Have you ever wondered what Jesus has done in your life, or is doing now in your life, versus what Jesus will do in your life?  It’s about timing.  Do you ever wonder if Jesus lives in another time zone?

Do you think this may be a fair question to ask, because we’re trying to relate to a thread throughout these passages?  What has Jesus done vs. what will Jesus do?  There’s a tension that begins to arise.

ii. Let’s look at the 2nd half of Peter’s sermon with a greater focus

Acts 3.17-18“And now, brothers, I know that you acted in ignorance, as did also your rulers.  But what God foretold by the mouth of all the prophets, that his Christ would suffer, he thus fulfilled. (English Standard Version)
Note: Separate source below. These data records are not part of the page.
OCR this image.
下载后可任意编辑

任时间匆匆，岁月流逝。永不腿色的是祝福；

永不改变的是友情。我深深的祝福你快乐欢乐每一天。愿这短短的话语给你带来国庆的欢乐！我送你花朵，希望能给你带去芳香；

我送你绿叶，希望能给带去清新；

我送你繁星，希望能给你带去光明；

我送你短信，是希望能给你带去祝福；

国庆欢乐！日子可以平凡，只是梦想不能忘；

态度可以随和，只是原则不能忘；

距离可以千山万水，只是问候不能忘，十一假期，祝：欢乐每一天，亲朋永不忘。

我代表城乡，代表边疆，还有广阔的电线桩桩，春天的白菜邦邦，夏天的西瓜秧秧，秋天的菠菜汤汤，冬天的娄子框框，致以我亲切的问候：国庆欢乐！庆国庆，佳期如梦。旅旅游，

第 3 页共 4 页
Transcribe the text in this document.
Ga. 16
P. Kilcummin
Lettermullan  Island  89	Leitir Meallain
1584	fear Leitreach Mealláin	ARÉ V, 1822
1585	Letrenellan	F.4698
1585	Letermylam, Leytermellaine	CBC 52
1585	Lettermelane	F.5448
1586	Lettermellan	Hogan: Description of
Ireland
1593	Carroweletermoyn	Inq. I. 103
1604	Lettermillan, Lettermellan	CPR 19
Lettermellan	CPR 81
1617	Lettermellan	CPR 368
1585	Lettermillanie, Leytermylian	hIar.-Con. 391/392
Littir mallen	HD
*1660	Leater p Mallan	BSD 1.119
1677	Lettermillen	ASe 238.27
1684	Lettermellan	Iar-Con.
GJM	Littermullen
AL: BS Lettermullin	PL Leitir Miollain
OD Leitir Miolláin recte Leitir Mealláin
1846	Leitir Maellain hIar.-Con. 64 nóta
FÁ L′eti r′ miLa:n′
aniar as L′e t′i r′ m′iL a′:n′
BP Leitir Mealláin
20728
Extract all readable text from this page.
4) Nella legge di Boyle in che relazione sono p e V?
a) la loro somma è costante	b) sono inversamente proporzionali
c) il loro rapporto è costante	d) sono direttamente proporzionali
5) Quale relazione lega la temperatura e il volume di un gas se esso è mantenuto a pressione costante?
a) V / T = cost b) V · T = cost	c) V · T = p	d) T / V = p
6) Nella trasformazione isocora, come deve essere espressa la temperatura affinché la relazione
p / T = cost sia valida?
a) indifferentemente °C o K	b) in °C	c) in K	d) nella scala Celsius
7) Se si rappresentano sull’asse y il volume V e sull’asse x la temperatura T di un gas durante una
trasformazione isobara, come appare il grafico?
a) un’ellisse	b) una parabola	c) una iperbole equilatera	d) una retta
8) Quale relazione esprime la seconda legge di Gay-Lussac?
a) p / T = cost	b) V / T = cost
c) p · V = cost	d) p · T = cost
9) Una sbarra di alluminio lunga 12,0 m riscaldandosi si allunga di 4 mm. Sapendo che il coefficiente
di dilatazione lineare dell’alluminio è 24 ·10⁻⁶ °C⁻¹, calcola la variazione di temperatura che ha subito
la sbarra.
Just to be fair to Peter and to the other Israelites, there are basically three major strands of prophecy in the Hebrew Bible about the Messiah.  Even though the Apostles are with Jesus for three years, they seem to get these themes mixed up.  All of them, not just the Apostles but also the Hebrew leaders, seem to be ignorant of the Suffering Servant prophecies.  They just don’t match up with the prophecies of the Messiah who will rule and reign over the whole world.

Question: What is God doing?  When will He do it?

Acts 3.19-21: Repent therefore, and turn again, that your sins may be blotted out, that times of refreshing may come from the presence of the Lord, and that he may send the Christ appointed for you, Jesus, whom heaven must receive until the time for restoring all the things about which God spoke by the mouth of his holy prophets long ago.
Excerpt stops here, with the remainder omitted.